Der Pfeiffer’sche Hürdenlauf verstolpert sich munter weiter, wenn er einen weiteren Grund für Gewalt- und Sexualdelikte muslimischer junger Flüchtlinge in Deutschland am Fehlen der Frauen festmacht und einen verbesserten Familiennachzug empfiehlt. Wie unverantwortlich aber wäre das diesen armen Frauen gegenüber? Denn was heißt das im Klartext? Lasst und jene Frauen nachholen, die an die Gewalt- und Sexualdelikte der muslimisch sozialisierten Männer bereits seit Generationen gewöhnt sind? Hier müsste man doch im Gegenteil zum Schutz der Frauen jeden Familiennachzug kategorisch unterbinden. Von Frauen ginge eine „gewaltpräventive zivilisierende Wirkung“ aus, weiß Christian Pfeiffer.
Pfeiffers Weltbild ersetzt jede Studie, auch eigene
Aber Pfeiffer weiß leider nichts. Weiß als Kriminologe nichts über neue Erkenntnisse der deutschen Verfassungsschutzämter, die gerade erst die fatale Rolle muslimischer Frauen in der gewaltbereiten Islamistenszene in Deutschland angeprangert haben. Auf der einen Seite also die schwerstunterdrückte Frau, auf der anderen die Terrorhelferin. Irgendwo dazwischen müssen sie sich nun verstecken, die Frauen mit „gewaltpräventiver zivilisierender Wirkung“ auf ihre muslimisch sozialisierten entfesselten Männer.
Dieses völlig missratene Gutachten ist nicht nur aus wissenschaftlicher Sicht eine echte Katastrophe, Pfeiffer beschädigt hier nachhaltig einen ganzen Berufszweig. Man kann es nur beispielhaft wiedergeben: So argumentiert Pfeiffer in diesem Gutachten weiterhin den früher von ihm behaupteten Rückgang von Gewalt an Schulen mit Zahlen bis 2015, so, als wäre die später erfolgte Massenzuwanderung hier völlig irrelevant. Von 1999 (!) bis 2015 hätte es einen Rückgang von Gewalt an Schulen von 14,9 Raufunfällen (!) auf nur noch 8,7 Raufunfällen pro tausend Schüler gegeben.

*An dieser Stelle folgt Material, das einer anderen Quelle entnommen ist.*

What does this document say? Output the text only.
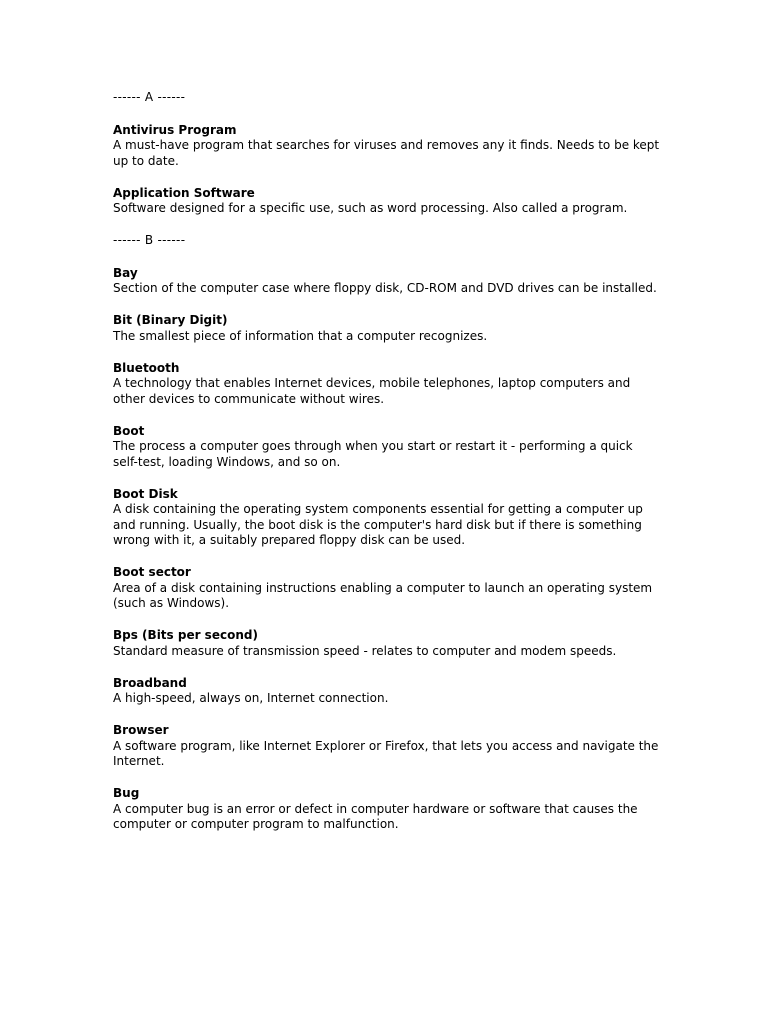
------ A ------
Antivirus Program
A must-have program that searches for viruses and removes any it finds. Needs to be kept up to date.
Application Software
Software designed for a specific use, such as word processing. Also called a program.
------ B ------
Bay
Section of the computer case where floppy disk, CD-ROM and DVD drives can be installed.
Bit (Binary Digit)
The smallest piece of information that a computer recognizes.
Bluetooth
A technology that enables Internet devices, mobile telephones, laptop computers and other devices to communicate without wires.
Boot
The process a computer goes through when you start or restart it - performing a quick self-test, loading Windows, and so on.
Boot Disk
A disk containing the operating system components essential for getting a computer up and running. Usually, the boot disk is the computer's hard disk but if there is something wrong with it, a suitably prepared floppy disk can be used.
Boot sector
Area of a disk containing instructions enabling a computer to launch an operating system (such as Windows).
Bps (Bits per second)
Standard measure of transmission speed - relates to computer and modem speeds.
Broadband
A high-speed, always on, Internet connection.
Browser
A software program, like Internet Explorer or Firefox, that lets you access and navigate the Internet.
Bug
A computer bug is an error or defect in computer hardware or software that causes the computer or computer program to malfunction.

Seriöse Wissenschaftler gefragt
Nein, wenn sich die Bundesministerien und privaten Förderer solcher Gutachten nicht endlich zusammenraufen, Studien und Gutachten nur noch an nachweislich seriösere Wissenschaftler mit entsprechendem Leumund und anerkannter Reputation zu vergeben, wenn sie es weiter unterlassen, die erstellten Gutachten anschließend wenigstens auf den gröbsten Unsinn zu untersuchen, dann findet hier eine Vernichtung von Steuergeldern statt, die zukünftig möglicherweise sogar strafrechtlich zu überprüfen wäre oder mindestens auf Schärfste gerügt gehört.

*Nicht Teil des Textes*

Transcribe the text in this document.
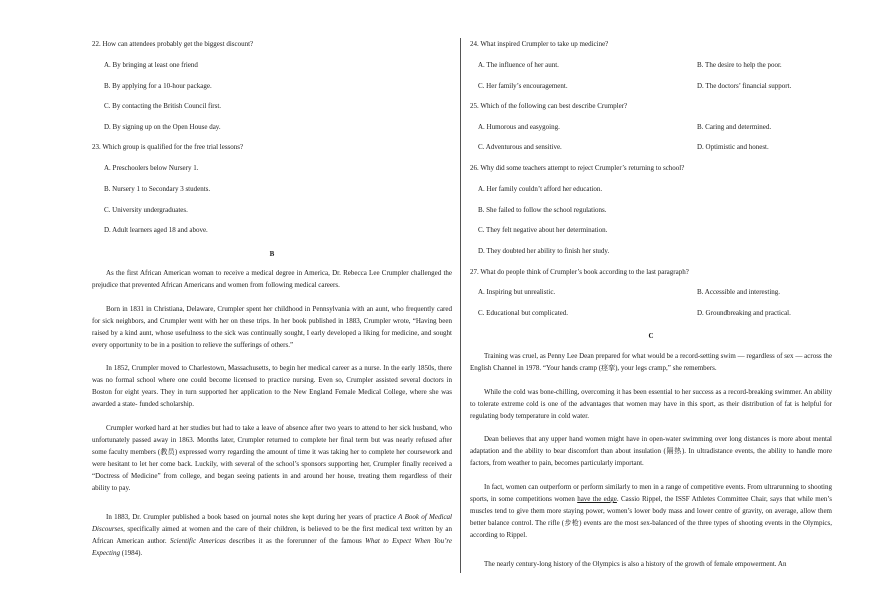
22. How can attendees probably get the biggest discount?

A. By bringing at least one friend
B. By applying for a 10-hour package.
C. By contacting the British Council first.
D. By signing up on the Open House day.

23. Which group is qualified for the free trial lessons?

A. Preschoolers below Nursery 1.
B. Nursery 1 to Secondary 3 students.
C. University undergraduates.
D. Adult learners aged 18 and above.
B

As the first African American woman to receive a medical degree in America, Dr. Rebecca Lee Crumpler challenged the prejudice that prevented African Americans and women from following medical careers.

Born in 1831 in Christiana, Delaware, Crumpler spent her childhood in Pennsylvania with an aunt, who frequently cared for sick neighbors, and Crumpler went with her on these trips. In her book published in 1883, Crumpler wrote, “Having been raised by a kind aunt, whose usefulness to the sick was continually sought, I early developed a liking for medicine, and sought every opportunity to be in a position to relieve the sufferings of others.”

In 1852, Crumpler moved to Charlestown, Massachusetts, to begin her medical career as a nurse. In the early 1850s, there was no formal school where one could become licensed to practice nursing. Even so, Crumpler assisted several doctors in Boston for eight years. They in turn supported her application to the New England Female Medical College, where she was awarded a state- funded scholarship.

Crumpler worked hard at her studies but had to take a leave of absence after two years to attend to her sick husband, who unfortunately passed away in 1863. Months later, Crumpler returned to complete her final term but was nearly refused after some faculty members (教员) expressed worry regarding the amount of time it was taking her to complete her coursework and were hesitant to let her come back. Luckily, with several of the school’s sponsors supporting her, Crumpler finally received a “Doctress of Medicine” from college, and began seeing patients in and around her house, treating them regardless of their ability to pay.

In 1883, Dr. Crumpler published a book based on journal notes she kept during her years of practice A Book of Medical Discourses, specifically aimed at women and the care of their children, is believed to be the first medical text written by an African American author. Scientific Americas describes it as the forerunner of the famous What to Expect When You’re Expecting (1984).

24. What inspired Crumpler to take up medicine?

A. The influence of her aunt.	B. The desire to help the poor.
C. Her family’s encouragement.	D. The doctors’ financial support.

25. Which of the following can best describe Crumpler?

A. Humorous and easygoing.	B. Caring and determined.
C. Adventurous and sensitive.	D. Optimistic and honest.

26. Why did some teachers attempt to reject Crumpler’s returning to school?

A. Her family couldn’t afford her education.
B. She failed to follow the school regulations.
C. They felt negative about her determination.
D. They doubted her ability to finish her study.

27. What do people think of Crumpler’s book according to the last paragraph?

A. Inspiring but unrealistic.	B. Accessible and interesting.
C. Educational but complicated.	D. Groundbreaking and practical.
C

Training was cruel, as Penny Lee Dean prepared for what would be a record-setting swim — regardless of sex — across the English Channel in 1978. “Your hands cramp (痉挛), your legs cramp,” she remembers.

While the cold was bone-chilling, overcoming it has been essential to her success as a record-breaking swimmer. An ability to tolerate extreme cold is one of the advantages that women may have in this sport, as their distribution of fat is helpful for regulating body temperature in cold water.

Dean believes that any upper hand women might have in open-water swimming over long distances is more about mental adaptation and the ability to bear discomfort than about insulation (隔热). In ultradistance events, the ability to handle more factors, from weather to pain, becomes particularly important.

In fact, women can outperform or perform similarly to men in a range of competitive events. From ultrarunning to shooting sports, in some competitions women have the edge. Cassio Rippel, the ISSF Athletes Committee Chair, says that while men’s muscles tend to give them more staying power, women’s lower body mass and lower centre of gravity, on average, allow them better balance control. The rifle (步枪) events are the most sex-balanced of the three types of shooting events in the Olympics, according to Rippel.

The nearly century-long history of the Olympics is also a history of the growth of female empowerment. An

Nein, Herr Pfeiffer, schwierig wird es nur, wenn zur Lösung der wichtigsten Probleme des Landes Gutachter bestellt werden, wie Sie einer sind. Erst wenn das aufhört, dann kommen wir der Lösung unserer Probleme deutlich näher, als wenn wir, wie von Ihnen vorgeschlagen, nun den Familiennachzug beschleunigen, damit die, wie Sie es nennen: „gewaltlegitimierenden Männlichkeitsnormen“ sich an muslimischen Frauen austoben können, die das gewöhnt seien, anstatt an erschrockenen deutschen Frauen. Ja, selbstverständlich ist das eine Zuspitzung der Aussagen Ihres Gutachtens. Aber Sie lassen dem Leser leider keine andere Möglichkeit.